Vamped Up Botox
I once considered myself a die-hard Twi-hard, but I think I’ve reached my limit. I’ve been a vampire for Halloween three times over, hung a life size replica of Edward above my bed, and tried/failed to sneak in to the New Moon premier in Spain. I thought these were all pretty intense Twilight enthusiast behaviors (you know what they say about being locked up abroad), but now there seems to be new ways to compete for the place as #1 Fan that go way above what I can contend. In the attempt to reach Cullen-style immortality, people are now injecting their own blood…into their face.
Self Serum Therapy, which is more commonly referred to as Dracula Therapy or Vampire Botox, is a procedure that is all the rage in the UK. (Perhaps they get their inspiration from dreamy bloodsucker English native Robert Patterson?) The idea is that a doctor takes a vial of your own blood, removes the red blood cells, adds amino acids and vitamins, then injects it back in to your face. This, says Dr. Daniel Sister, the doctor behind this creepy procedure, “stimulates DNA repair, heals scars and makes dry, wizened, wrinkled and lacklustre skin look and feel younger naturally, without the need for synthetic fillers or harsh and painful lasers or peels”. In simpler terms, we wouldn’t need to have Edward suck our blood to stay pretty and fresh!
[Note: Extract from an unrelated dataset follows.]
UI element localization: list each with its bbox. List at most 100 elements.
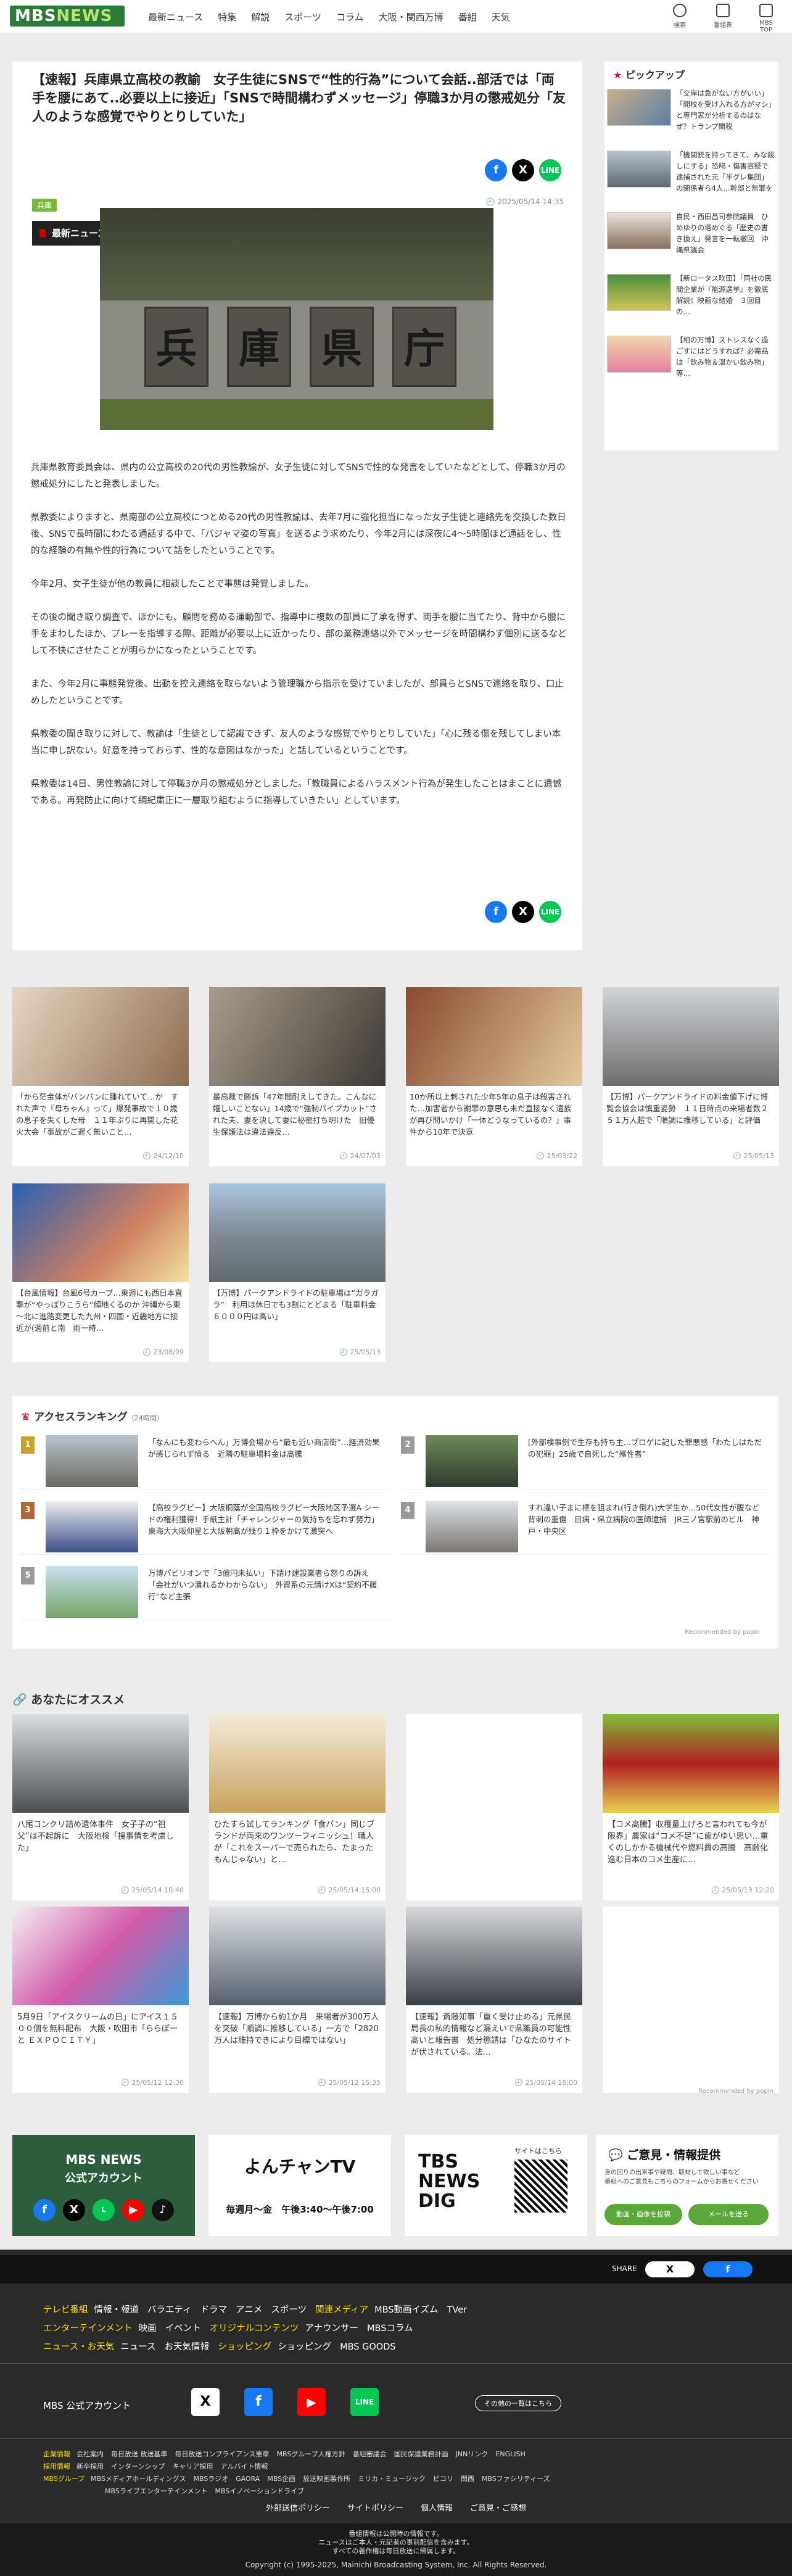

Even though the procedure will not make one thirst for blood or sparkle in the sun, it does last longer than regular Botox, is not artificial, and costs roughly the same. So I guess that’s good news for Bella. With Vampire Botox, she doesn’t need to have Edward turn her into a vampire to stop her from growing old. It’s still bad news for us, however. Regardless of if we inject or not, we still have two more movies left to find out that he will never love us, despite how wrinkle-free our faces may be.